La morte di Francesco Nerli, ex presidente dell’autorità portuale di Napoli scagionato dall’accusa di concussione dopo otto anni nelle morsa della giustizia, e la vicenda di Antonio Bassolino, ex governatore campano processato e assolto per ben 19 volte, riaccendono i riflettori sui controlli sull’operato dei magistrati. Anche perché, nel caso di Nerli come in quello di Bassolino, i pm che hanno aperto le indagini – conclusesi con un nulla di fatto dopo aver devastato la vita degli inquisiti e riempito le pagine dei giornali – sono stati puntualmente promossi.

E allora non sarebbe il caso di introdurre nuovi meccanismi di verifica del lavoro dei magistrati? «I controlli ci sono, ma devono essere seri e puntuali», avverte Carlo Alemi, già presidente del Tribunale di Napoli, per anni in prima linea contro camorra e terrorismo. Secondo il decano dei giudici partenopei, «un primo vaglio c’è e consiste nella possibilità di proporre appello verso una sentenza e non va dimenticato che il lavoro dei magistrati è sottoposto a verifica periodicamente e sistematicamente». La legge, infatti, prevede che tutte le toghe siano assoggettate a un controllo della capacità professionale, con cadenza quadriennale, per sette volte, a partire dal giorno in cui assumono le funzioni e fino al 28esimo anno di carriera.

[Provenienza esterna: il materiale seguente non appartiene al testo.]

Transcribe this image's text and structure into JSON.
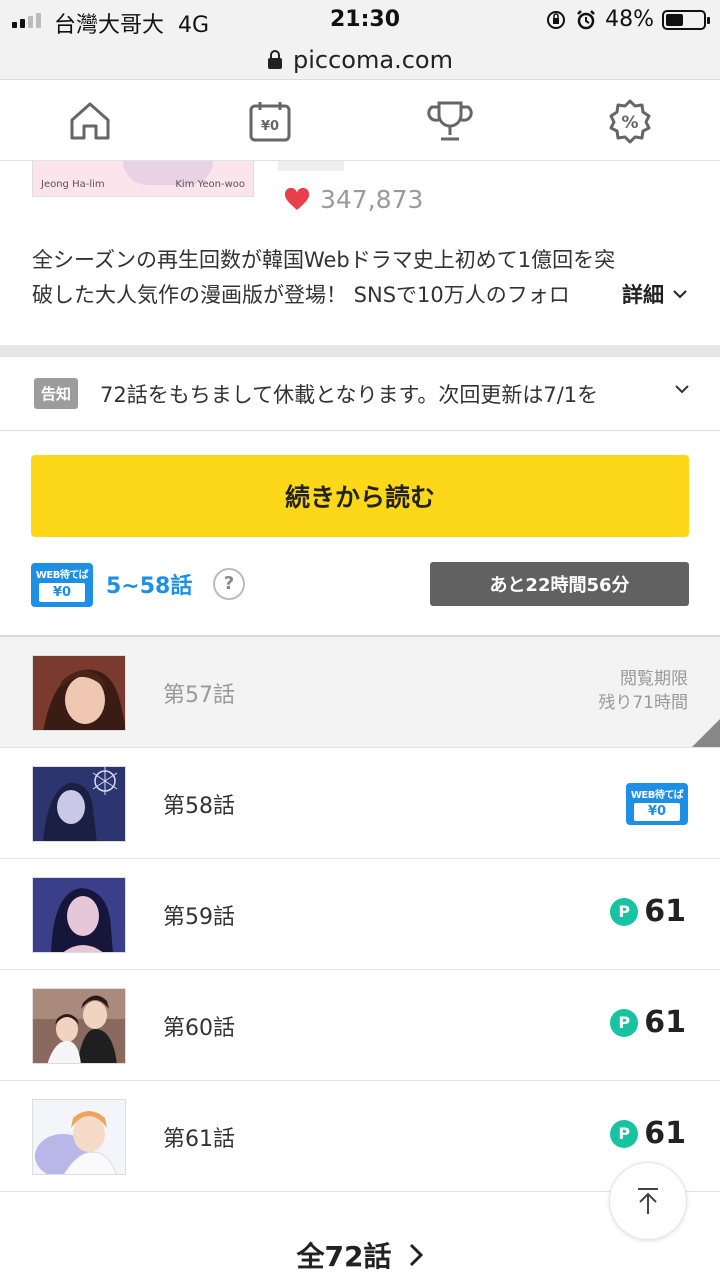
{
  "status_bar": {
    "carrier": "台灣大哥大",
    "network": "4G",
    "time": "21:30",
    "battery_percent": "48%",
    "battery_level": 0.48
  },
  "browser": {
    "url": "piccoma.com"
  },
  "nav": {
    "items": [
      {
        "name": "home",
        "icon": "house-icon"
      },
      {
        "name": "free-calendar",
        "icon": "calendar-yen-icon",
        "icon_text": "¥0"
      },
      {
        "name": "ranking",
        "icon": "trophy-icon"
      },
      {
        "name": "sale",
        "icon": "percent-badge-icon",
        "icon_text": "%"
      }
    ]
  },
  "work": {
    "cover_author_left": "Jeong Ha-lim",
    "cover_author_right": "Kim Yeon-woo",
    "likes": "347,873",
    "description_line1": "全シーズンの再生回数が韓国Webドラマ史上初めて1億回を突",
    "description_line2": "破した大人気作の漫画版が登場！ SNSで10万人のフォロ",
    "detail_label": "詳細"
  },
  "notice": {
    "badge": "告知",
    "text": "72話をもちまして休載となります。次回更新は7/1を"
  },
  "continue_button": "続きから読む",
  "wait_free": {
    "badge_top": "WEB待てば",
    "badge_bottom": "¥0",
    "range": "5~58話",
    "help": "?",
    "timer": "あと22時間56分"
  },
  "episodes": [
    {
      "title": "第57話",
      "status": "rental",
      "limit_line1": "閲覧期限",
      "limit_line2": "残り71時間"
    },
    {
      "title": "第58話",
      "status": "wait-free",
      "badge_top": "WEB待てば",
      "badge_bottom": "¥0"
    },
    {
      "title": "第59話",
      "status": "points",
      "coin": "P",
      "price": "61"
    },
    {
      "title": "第60話",
      "status": "points",
      "coin": "P",
      "price": "61"
    },
    {
      "title": "第61話",
      "status": "points",
      "coin": "P",
      "price": "61"
    }
  ],
  "all_episodes_link": "全72話",
  "colors": {
    "accent_yellow": "#fcd818",
    "wait_blue": "#1e8fe6",
    "point_green": "#18c3a2",
    "heart_red": "#e8404a"
  }
}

Il giudizio è basato sull’esame a campione di atti prodotti dal magistrato, sul rapporto stilato dal dirigente dell’ufficio, sulle statistiche relative ai tempi di trattazione e di decisione dei procedimenti oltre che di deposito dei provvedimenti, su eventuali pubblicazioni scientifiche e segnalazioni del Consiglio dell’Ordine degli avvocati, oltre che della cosiddetta autorelazione, cioè quel documento attraverso il quale è possibile sottoporre determinati elementi al vaglio del Csm.

Tutto questo basta? E basta alla luce delle riparazioni per ingiusta detenzione che, tra il 2018 e il 2019, a Napoli sono aumentate da 113 a 129? Ed è sufficiente se si considera che, nel 2019, le azioni disciplinari promosse contro i magistrati sono state solo 24 in tutta Italia? «In altri Paesi – continua Alemi – l’istituto della riparazione per ingiusta detenzione non esiste e il fatto che sia invece presente in Italia rappresenta un segnale positivo. Detto ciò, per i giudici vale lo stesso discorso che può essere fatto per le varie articolazioni della pubblica amministrazione: le leggi ci sono e magari sono anche ben scritte, ma bisogna vedere se e come vengono applicate; i controlli sono previsti, ma resta da verificare come vengono concretamente condotti». In altre parole, secondo l’ex presidente del Tribunale di Napoli, «i problemi sorgono quando le verifiche non vengono effettuate in modo appropriato».

Di qui un duplice monito: da una parte, occorrono controlli seri e adeguati sull’operato dei magistrati come delle altre figure professionali; dall’altra, bisogna approvare normative sempre più chiare e semplici che, come tali, non si prestino a interpretazioni contrastanti e non generino confusioni in chi, a qualsiasi titolo o livello, è chiamato ad applicare la legge. «In Italia – conclude Alemi – abbiamo una particolare abilità nell’approvare norme poco chiare: è questa la tendenza che va immediatamente invertita».